New York homeowners with more than one mortgage on their properties should be aware of of how bankruptcy laws may affect the foreclosure process. Even if a homeowner is current on a first mortgage, there could be a default under a second mortgage, and filing for bankruptcy won’t necessarily stop foreclosure by the junior lien holder. Filing for Chapter 13, however, can give a homeowner a fresh start under the right circumstances.
When the amount of a homeowner’s first mortgage loan is greater than the value of the home, a Chapter 13 bankruptcy would eliminate all junior mortgages. If the property value is even a dollar more than what is owed on the first mortgage, however, any junior mortgages cannot be eliminated. .
Many New York homeowners have taken out second mortgages with credit unions or similar smaller lending institutions. Credit unions often pay more attention to individual mortgages than do larger lending institutions. While a homeowner may wish to get an appraisal to determine whether the property’s value is less than the senior mortgage, a credit union will likely try to obtain an appraisal that is more favorable to its position.

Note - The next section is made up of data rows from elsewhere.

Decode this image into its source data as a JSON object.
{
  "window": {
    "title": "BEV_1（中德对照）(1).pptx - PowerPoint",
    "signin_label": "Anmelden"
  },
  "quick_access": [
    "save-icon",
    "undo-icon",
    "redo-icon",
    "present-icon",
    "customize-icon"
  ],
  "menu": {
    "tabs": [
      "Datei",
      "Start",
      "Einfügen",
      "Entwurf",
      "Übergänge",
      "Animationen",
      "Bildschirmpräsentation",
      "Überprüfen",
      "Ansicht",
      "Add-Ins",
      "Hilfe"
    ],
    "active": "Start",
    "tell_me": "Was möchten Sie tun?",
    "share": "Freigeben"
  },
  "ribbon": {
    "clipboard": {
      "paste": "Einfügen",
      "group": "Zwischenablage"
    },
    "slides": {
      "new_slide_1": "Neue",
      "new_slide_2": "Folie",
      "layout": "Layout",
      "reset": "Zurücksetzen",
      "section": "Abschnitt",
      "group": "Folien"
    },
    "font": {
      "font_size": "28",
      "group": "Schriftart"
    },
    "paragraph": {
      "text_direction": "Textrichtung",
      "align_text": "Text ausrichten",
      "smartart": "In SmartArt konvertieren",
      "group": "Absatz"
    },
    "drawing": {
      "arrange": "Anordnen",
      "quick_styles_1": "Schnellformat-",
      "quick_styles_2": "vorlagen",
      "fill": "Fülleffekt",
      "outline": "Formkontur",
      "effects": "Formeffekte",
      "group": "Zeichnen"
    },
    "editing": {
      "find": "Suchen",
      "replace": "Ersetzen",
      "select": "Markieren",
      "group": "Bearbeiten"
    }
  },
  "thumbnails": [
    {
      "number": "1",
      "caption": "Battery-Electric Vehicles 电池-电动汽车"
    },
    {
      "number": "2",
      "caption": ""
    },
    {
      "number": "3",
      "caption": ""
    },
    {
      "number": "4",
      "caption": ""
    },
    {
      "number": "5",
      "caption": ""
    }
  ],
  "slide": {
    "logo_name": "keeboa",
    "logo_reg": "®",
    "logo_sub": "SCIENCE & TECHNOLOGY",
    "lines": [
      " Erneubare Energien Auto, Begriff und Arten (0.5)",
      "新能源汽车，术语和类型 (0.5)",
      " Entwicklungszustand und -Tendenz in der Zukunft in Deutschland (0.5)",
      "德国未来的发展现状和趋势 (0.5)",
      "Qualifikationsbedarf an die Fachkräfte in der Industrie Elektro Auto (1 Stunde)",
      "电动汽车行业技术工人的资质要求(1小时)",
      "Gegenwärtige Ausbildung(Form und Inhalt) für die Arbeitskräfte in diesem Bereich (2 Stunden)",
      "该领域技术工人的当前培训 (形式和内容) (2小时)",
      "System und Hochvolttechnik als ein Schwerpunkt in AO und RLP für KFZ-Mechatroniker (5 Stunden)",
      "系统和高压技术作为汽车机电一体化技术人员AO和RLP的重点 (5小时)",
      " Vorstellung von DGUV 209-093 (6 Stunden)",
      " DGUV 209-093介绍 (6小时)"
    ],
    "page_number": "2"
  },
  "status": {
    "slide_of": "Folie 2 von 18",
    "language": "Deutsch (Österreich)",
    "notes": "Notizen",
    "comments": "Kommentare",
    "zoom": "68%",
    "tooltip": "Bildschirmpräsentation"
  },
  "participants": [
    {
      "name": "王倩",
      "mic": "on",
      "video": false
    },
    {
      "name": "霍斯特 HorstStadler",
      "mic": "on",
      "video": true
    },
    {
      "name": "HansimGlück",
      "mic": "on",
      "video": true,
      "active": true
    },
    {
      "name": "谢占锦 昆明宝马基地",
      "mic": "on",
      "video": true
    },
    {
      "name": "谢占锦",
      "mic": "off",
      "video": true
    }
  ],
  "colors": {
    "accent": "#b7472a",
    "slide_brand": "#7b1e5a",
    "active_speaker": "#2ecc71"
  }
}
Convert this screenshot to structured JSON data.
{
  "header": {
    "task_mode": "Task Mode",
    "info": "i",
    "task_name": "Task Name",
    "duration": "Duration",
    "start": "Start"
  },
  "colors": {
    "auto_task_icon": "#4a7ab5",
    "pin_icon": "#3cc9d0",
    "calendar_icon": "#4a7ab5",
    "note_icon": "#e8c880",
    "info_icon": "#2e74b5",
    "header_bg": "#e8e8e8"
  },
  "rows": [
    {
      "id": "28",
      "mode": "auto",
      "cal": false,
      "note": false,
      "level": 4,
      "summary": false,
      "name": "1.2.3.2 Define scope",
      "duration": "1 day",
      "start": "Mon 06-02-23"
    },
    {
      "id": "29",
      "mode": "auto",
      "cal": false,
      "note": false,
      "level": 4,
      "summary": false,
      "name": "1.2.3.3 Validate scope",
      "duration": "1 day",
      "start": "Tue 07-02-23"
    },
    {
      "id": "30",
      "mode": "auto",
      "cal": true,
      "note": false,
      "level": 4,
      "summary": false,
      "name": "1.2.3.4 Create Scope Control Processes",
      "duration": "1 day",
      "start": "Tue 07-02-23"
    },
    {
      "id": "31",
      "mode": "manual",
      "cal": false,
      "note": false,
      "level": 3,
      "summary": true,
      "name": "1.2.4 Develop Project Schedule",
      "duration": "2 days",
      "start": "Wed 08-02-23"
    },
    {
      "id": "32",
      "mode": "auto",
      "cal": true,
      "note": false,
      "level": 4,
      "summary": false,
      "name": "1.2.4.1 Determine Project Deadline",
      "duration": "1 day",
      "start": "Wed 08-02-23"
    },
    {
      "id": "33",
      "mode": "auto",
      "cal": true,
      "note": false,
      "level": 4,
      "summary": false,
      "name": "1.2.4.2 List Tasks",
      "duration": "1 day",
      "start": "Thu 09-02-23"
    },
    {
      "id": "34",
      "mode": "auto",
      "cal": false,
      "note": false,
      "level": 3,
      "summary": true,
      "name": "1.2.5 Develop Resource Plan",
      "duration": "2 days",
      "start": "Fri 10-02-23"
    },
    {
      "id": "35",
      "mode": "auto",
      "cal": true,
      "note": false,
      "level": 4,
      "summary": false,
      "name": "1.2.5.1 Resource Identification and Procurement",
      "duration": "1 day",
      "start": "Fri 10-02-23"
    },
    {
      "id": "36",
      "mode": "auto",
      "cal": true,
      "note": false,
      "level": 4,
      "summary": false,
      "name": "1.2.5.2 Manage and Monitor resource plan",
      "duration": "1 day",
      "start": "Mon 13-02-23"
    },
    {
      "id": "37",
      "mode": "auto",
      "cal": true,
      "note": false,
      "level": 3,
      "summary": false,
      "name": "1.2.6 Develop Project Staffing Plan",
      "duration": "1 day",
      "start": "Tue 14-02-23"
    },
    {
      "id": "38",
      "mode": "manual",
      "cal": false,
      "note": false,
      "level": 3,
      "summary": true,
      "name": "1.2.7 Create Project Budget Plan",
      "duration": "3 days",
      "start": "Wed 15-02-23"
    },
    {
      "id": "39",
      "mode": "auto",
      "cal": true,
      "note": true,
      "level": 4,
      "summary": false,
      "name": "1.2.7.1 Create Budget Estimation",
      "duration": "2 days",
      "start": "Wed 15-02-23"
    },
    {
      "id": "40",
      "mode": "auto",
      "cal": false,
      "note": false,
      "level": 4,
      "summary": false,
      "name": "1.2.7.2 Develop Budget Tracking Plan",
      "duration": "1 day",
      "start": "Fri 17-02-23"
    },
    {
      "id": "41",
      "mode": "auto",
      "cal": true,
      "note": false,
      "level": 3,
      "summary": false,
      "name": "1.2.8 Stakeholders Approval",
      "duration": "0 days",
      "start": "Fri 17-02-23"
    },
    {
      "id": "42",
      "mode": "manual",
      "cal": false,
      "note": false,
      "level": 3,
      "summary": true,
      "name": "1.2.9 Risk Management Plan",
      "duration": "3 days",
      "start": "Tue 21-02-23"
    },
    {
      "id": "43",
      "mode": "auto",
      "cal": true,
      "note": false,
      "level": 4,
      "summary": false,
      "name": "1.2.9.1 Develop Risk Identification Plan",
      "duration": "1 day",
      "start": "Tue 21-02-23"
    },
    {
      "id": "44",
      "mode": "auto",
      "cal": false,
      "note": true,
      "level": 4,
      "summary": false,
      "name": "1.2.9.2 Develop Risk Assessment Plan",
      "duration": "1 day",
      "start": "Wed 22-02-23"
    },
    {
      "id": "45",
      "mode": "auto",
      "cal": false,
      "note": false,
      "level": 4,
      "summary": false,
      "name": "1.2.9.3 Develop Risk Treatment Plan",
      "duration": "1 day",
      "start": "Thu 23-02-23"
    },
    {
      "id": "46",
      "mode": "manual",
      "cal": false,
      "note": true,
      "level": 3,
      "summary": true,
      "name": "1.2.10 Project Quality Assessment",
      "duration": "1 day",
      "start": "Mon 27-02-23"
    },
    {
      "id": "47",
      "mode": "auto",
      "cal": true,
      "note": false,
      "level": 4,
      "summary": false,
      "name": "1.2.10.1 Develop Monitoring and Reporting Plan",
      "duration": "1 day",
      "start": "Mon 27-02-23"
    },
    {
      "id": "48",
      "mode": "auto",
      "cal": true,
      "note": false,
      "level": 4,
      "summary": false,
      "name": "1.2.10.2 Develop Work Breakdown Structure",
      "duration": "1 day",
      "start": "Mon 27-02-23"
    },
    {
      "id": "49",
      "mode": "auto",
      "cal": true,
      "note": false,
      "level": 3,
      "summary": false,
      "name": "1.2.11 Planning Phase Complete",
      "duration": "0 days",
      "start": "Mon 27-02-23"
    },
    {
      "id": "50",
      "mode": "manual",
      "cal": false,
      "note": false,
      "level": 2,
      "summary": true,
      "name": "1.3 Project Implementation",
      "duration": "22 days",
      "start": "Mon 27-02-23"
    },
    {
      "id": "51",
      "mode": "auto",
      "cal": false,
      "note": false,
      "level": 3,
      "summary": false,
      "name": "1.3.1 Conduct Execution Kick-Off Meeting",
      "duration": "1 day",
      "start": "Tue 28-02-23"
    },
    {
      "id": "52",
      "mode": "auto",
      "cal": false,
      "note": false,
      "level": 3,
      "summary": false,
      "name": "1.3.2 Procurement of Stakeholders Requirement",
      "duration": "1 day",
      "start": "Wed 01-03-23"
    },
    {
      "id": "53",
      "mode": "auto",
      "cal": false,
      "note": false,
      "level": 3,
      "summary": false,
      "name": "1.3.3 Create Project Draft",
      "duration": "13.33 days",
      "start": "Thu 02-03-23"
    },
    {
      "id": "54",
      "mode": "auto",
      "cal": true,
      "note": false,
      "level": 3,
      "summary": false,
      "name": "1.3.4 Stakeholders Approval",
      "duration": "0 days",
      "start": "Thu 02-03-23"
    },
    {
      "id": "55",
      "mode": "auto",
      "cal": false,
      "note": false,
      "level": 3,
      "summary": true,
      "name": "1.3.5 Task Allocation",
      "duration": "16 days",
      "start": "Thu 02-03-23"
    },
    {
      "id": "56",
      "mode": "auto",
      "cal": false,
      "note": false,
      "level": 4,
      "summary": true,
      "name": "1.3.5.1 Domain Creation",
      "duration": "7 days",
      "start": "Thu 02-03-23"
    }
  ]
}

Falling behind on mortgage payments and the threat of foreclosure can bring financial and emotional burdens to homeowners. A New York attorney with knowledge of Chapter 13 and other bankruptcy laws may be able to provide a homeowner in this type of situation with information about the various forms of debt relief that may be available. The attorney may be able to stop foreclosure proceedings and may also be able to help negotiate payment plans with the lien holders.